The article for this method can be downloaded here. Please cite this work in your pulications if it helps your research.
@inproceedings{zhu2018learning,
title={Learning environmental sounds with multi-scale convolutional neural network},
author={Zhu, Boqing and Wang, Changjian and Liu, Feng and Lei, Jin and Huang, Zhen and Peng, Yuxing and Li, Fei},
booktitle={2018 International Joint Conference on Neural Networks (IJCNN)},
pages={1--8},
year={2018},
organization={IEEE}
}
Task: Environment sounds classification
Abstract—Deep learning has dramatically improved the perfor- mance of sounds recognition.
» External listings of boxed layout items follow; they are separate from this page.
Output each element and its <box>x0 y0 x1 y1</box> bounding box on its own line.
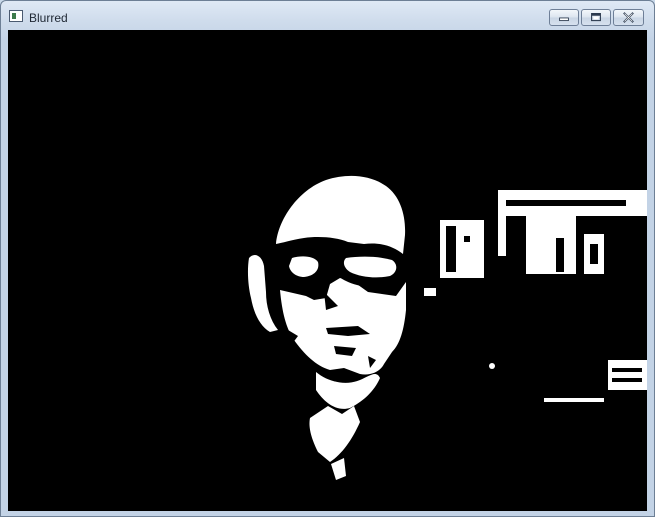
maximize-button[interactable] <box>581 9 611 26</box>
title-bar[interactable]: Blurred <box>1 1 654 31</box>
blurred-image-view <box>8 30 647 511</box>
thresholded-webcam-image <box>8 30 647 511</box>
maximize-icon <box>591 13 601 22</box>
minimize-icon <box>559 17 569 22</box>
close-icon <box>623 12 634 23</box>
opencv-window-icon <box>9 10 23 22</box>
window-title: Blurred <box>29 11 68 25</box>
app-window: Blurred <box>0 0 655 517</box>
minimize-button[interactable] <box>549 9 579 26</box>
close-button[interactable] <box>613 9 644 26</box>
However, learning acoustic models directly from the raw waveform is still challenging. Current waveform-based models generally use time-domain convolutional layers to extract features. The features extracted by single size filters are insufficient for building discriminative representation of audios. In this paper, we propose multi-scale convolution operation, which can get better audio representation by improving the frequency resolution and learning filters cross all frequency area. For leveraging the waveform-based features and spectrogram-based features in a single model, we introduce two-phase method to fuse the different features. Finally, we propose a novel end-to-end network called WaveMsNet based on the multi-scale convolution operation and two-phase method. On the environmental sounds classification datasets ESC-10 and ESC-50, the classification accuracies of our WaveMsNet achieve 93.75% and 79.10% respectively, which improve significantly from the previous methods.
./
├── LICENSE
├── README.md
├── cross_fold
│ ├── evaluate-setup-ESC10
│ │ ├── fold0_test.txt
│ │ ├── ...
│ │ └── fold4_valid.txt
│ ├── evaluate-setup-ESC50
│ │ ├── fold0_test.txt
│ │ ├── ...
│ │ └── fold4_valid.txt
│ └── src
│ ├── ESC10.audiolist
│ ├── ESC50.audiolist
│ └── make_files.py
├── figures
│ ├── WaveMsNet.png
│ ├── comparison.png
│ └── confusion_matrix.png
└── src
├── data_process.py
├── data_transform.py
├── id_lb.yaml
├── main.py
├── network.py
└── util.py
Python 3.6
PyTorch 0.3.0
Torchvision 0.2.0
Librosa 0.5.1
Dataset for Environmental Sound Classification could be downloaded here.
cd cross_folds/src
python make_file.py
Note: You should adjust code with different datasets (ESC-10 or ESC-50).
cd ../../src
python data_transform.py
Tranfer each audio clip into a dictionary which has three keys: label, key(filename), data. For eample:
2-77945-A.ogg
will transfer to:
{'lable': 8, 'key':'2-77945-A', 'data': array([-1.2207, -1.8310,...], dtype=float32)}
Then, we store them with pickle format.
python main.py --argument='...'
python main.py --mode=test --mode='...'
You will see the training process:
WaveMsNet
Epoch:1 (12.5s) lr:0.01 samples:1200 Loss:3.959 TrainAcc:3.50%
Epoch:2 (11.1s) lr:0.01 samples:1200 Loss:3.680 TrainAcc:6.17%
Epoch:3 (11.1s) lr:0.01 samples:1200 Loss:3.389 TrainAcc:10.17%
Epoch:4 (11.1s) lr:0.01 samples:1200 Loss:3.117 TrainAcc:16.17%
Epoch:5 (11.1s) lr:0.01 samples:1200 Loss:2.937 TrainAcc:19.08%
...
Test set: Average loss: 17.967 (18.9s), TestACC: 260/400 65.00%
model has been saved as: ../model/WaveMsNet_fold0_epoch80.pkl
...
Parameters could be changed. For example: batch_size, epochs, learning_rate, momentum, network, ...
We employ different backend networks, all of which are widely used and well-preformed in the field of image. They are AlexNet, VGG (11 layers with BN) and ResNet (50-layers). The multi-scale models consistently outperform single-scale models. It indicates that multi-scale models have a wide range of effectiveness.
ESC-50 is more challenge than ESC-10 dataset, we report the confusion matrix across all folds on ESC-50. The results suggest our approach obtains very good performance on most categories, such as baby crying (95% accuracy) or clock alarm (97% accuracy). Common confusions are helicopter confused as airplane, vacuum cleaner confused as train. Actually, these sounds are also challenge for human to distinguish.